At the start of the noughties, there was a trend, inspired by the film The Best Exotic Marigold Hotel, of pensioners moving abroad to make their money go further. Most only went as far as Europe rather than India, and many still dream of doing so today, if programmes such as A Place in the Sun are any guide.
Brexit put paid to much of that, and when illness or bereavement strikes people want to come home. But what if you could move somewhere in this country? A place that might not have the weather but guarantees luxury surroundings, company whenever you want it, hot and cold running activities and quick access to a doctor whenever you wish?
You may have seen the type of thing in The World’s Most Luxurious Retirement Homes, a Channel 5 documentary still available on catch-up. Basically, although there was nothing basic about any of the places, they were fancy hotels that rented suites long-term. The prices - some cost $100,000 a year - ensured only the seriously rich could live there.
As is capitalism’s way, the idea has been taken up and scaled down to become a more achievable proposition. Options now include round-the-world cruises that you can stay on for years, or leave and rejoin as you fancy.
If bricks and mortar are more your thing, luxury developments are opening around the UK, including Glasgow, to cater for the well-off and well. Each flat is fully furnished and ready to rent or buy. Some firms offer help with decluttering your old home before you sell, so you can make a fresh start in every sense.
If that is still too rich, there is always banding together with friends to buy a place. More purchasing power equals a bigger, better, more accessible home and you would never be lonely. Sharing a house is not for everyone, mind. But what about sharing a street, living a few doors down from family or friends? Everyone remains independent but near enough to keep an eye on each other.
It is easy to find the faults in such ideas.

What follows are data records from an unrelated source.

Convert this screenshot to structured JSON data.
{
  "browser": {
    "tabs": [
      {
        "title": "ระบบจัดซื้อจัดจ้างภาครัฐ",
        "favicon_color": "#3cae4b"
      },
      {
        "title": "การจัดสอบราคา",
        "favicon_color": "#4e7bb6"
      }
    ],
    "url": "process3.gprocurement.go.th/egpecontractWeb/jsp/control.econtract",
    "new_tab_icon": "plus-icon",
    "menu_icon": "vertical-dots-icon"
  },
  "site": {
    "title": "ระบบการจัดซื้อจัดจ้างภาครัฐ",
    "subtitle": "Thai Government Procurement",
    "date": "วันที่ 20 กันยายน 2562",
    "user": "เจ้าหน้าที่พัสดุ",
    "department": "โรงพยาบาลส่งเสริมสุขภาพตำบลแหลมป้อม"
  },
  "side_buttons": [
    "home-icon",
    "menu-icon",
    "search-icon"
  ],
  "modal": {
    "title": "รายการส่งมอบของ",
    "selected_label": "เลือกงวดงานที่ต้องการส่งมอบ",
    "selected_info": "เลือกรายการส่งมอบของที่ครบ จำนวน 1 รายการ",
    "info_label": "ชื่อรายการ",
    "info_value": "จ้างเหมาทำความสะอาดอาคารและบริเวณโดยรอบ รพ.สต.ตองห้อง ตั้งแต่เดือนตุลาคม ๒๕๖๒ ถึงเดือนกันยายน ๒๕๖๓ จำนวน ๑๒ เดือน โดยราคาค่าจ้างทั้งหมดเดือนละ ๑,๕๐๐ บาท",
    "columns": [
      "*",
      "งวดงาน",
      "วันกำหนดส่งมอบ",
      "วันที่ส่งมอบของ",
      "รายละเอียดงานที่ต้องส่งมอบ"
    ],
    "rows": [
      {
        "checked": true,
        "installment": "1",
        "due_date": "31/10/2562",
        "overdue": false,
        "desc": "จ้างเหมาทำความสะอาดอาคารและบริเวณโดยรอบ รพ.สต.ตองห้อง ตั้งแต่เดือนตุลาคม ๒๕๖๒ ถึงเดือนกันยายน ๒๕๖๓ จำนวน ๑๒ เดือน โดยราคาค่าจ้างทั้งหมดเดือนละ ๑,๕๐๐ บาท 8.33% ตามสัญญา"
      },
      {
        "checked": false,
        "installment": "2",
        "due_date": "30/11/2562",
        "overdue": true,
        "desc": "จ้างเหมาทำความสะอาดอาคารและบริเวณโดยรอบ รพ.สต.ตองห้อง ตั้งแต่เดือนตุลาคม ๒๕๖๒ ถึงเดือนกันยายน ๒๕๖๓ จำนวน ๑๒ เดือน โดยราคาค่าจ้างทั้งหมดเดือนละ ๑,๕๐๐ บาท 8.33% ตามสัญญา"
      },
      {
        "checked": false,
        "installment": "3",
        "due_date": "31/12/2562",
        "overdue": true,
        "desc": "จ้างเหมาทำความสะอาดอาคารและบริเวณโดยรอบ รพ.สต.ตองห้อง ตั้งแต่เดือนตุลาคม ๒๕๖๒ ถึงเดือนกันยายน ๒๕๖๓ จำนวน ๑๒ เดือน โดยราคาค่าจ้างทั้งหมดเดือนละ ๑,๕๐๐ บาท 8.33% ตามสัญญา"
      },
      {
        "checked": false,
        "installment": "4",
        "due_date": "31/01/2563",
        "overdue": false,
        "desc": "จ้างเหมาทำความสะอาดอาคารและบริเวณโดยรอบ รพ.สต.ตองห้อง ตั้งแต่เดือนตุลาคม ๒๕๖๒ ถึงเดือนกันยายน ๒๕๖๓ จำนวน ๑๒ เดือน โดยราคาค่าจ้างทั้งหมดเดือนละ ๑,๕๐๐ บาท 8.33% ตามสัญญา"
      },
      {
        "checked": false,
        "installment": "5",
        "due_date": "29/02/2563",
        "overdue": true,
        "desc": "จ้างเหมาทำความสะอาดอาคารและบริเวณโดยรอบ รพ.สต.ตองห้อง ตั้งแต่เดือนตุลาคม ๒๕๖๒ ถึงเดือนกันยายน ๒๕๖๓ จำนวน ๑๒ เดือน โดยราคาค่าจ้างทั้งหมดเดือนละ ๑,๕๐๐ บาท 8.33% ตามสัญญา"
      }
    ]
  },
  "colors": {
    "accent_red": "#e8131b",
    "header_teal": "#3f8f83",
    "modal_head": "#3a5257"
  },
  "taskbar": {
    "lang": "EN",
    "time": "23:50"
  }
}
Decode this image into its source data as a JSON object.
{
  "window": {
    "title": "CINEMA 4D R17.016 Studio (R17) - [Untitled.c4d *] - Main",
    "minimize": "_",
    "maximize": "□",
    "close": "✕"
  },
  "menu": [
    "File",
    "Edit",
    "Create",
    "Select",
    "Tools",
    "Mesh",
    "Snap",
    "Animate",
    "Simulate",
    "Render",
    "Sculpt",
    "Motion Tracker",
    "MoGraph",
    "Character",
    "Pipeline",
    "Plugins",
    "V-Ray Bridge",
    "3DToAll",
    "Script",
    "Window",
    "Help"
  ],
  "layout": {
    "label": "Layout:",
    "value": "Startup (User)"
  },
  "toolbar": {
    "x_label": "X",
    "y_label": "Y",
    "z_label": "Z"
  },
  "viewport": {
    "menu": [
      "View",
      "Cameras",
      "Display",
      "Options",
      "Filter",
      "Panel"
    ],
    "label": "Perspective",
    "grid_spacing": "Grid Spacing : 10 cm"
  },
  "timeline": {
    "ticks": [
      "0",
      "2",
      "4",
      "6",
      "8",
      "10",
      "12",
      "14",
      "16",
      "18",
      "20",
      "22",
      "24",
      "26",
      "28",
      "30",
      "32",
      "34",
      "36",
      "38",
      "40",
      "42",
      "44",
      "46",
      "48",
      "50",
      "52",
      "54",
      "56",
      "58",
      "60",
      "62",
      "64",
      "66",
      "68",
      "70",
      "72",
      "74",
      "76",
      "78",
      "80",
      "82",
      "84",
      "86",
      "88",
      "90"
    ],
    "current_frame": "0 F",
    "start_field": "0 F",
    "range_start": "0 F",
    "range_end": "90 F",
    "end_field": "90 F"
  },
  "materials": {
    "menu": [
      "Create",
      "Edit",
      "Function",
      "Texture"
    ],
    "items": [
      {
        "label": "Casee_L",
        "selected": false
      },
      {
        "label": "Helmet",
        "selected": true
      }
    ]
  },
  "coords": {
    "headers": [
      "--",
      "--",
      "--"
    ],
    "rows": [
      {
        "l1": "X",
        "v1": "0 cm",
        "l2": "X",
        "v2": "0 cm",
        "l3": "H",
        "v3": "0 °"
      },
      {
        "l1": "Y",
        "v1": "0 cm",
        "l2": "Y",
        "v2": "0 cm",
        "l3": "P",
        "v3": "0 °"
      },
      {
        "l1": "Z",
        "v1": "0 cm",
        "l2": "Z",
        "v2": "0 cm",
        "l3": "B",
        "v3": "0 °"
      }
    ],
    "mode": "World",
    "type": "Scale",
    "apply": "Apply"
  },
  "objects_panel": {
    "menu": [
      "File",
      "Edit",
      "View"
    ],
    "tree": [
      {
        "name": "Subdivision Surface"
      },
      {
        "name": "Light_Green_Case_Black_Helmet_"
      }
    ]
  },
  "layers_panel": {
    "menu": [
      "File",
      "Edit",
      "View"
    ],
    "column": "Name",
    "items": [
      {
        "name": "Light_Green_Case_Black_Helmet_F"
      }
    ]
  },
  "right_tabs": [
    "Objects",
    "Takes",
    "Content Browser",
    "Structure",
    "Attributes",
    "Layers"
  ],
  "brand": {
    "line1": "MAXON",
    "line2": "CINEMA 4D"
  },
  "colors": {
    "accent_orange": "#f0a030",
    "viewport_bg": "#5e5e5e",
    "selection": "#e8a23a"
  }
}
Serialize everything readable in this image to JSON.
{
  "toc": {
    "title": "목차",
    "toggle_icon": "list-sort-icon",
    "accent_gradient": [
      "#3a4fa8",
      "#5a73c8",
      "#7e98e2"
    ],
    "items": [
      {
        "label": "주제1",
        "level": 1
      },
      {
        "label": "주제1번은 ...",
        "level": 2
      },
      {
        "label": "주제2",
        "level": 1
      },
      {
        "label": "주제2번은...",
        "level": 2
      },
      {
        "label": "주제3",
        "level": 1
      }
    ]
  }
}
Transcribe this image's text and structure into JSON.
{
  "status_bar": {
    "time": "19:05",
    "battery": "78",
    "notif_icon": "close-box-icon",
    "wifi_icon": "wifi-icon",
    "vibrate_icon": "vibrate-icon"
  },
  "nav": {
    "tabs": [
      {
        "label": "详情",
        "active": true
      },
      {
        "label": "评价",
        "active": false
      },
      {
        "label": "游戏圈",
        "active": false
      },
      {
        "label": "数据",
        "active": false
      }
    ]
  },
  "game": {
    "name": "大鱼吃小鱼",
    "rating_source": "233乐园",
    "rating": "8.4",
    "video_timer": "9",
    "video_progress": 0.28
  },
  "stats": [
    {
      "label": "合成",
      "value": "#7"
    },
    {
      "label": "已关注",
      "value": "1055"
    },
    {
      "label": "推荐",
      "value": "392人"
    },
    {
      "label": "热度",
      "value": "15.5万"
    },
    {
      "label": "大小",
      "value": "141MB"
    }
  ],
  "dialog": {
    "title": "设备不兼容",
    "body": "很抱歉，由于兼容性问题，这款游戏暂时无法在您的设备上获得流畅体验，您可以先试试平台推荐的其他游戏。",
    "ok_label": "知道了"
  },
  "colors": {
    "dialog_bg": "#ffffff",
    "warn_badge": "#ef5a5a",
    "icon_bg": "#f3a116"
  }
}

No matter how much the model is adapted it will still be beyond the means of many people. It is essentially trying to recreate what we used to have, communities and homes that generations would share. And what happens when you need nursing care? Providing that would soon eat into the profits of a luxury hotel. You might still end up in a nursing home, and you will have burned through the money that could have gone to help others. Perhaps that is the biggest obstacle standing in the way of blowing it all. It could be seen as selfish, uncaring, and irresponsible, especially to children who may never have enough to get on the housing ladder.
Something has to give, however. With fertility rates falling, the number of older people increasing, and attitudes against immigration hardening, there will soon be fewer people around to take care of any of us. Becoming self-sufficient, as much as you can for as long as you can, will be the goal for most of us.
But life should be about thriving, not just surviving. Like millions of others I have been much struck by the way Sir Chris Hoy is dealing with a terminal cancer diagnosis and his wife Sarra’s multiple sclerosis. If you did not see the interview with the Olympic champion last night it is on iPlayer and BBC Sounds. One piece of advice in particular resonated: to take that thing you have always planned to do one day and do it today. Whatever our daily frustrations and concerns we should never forget how lucky some of us are to reach old age at all.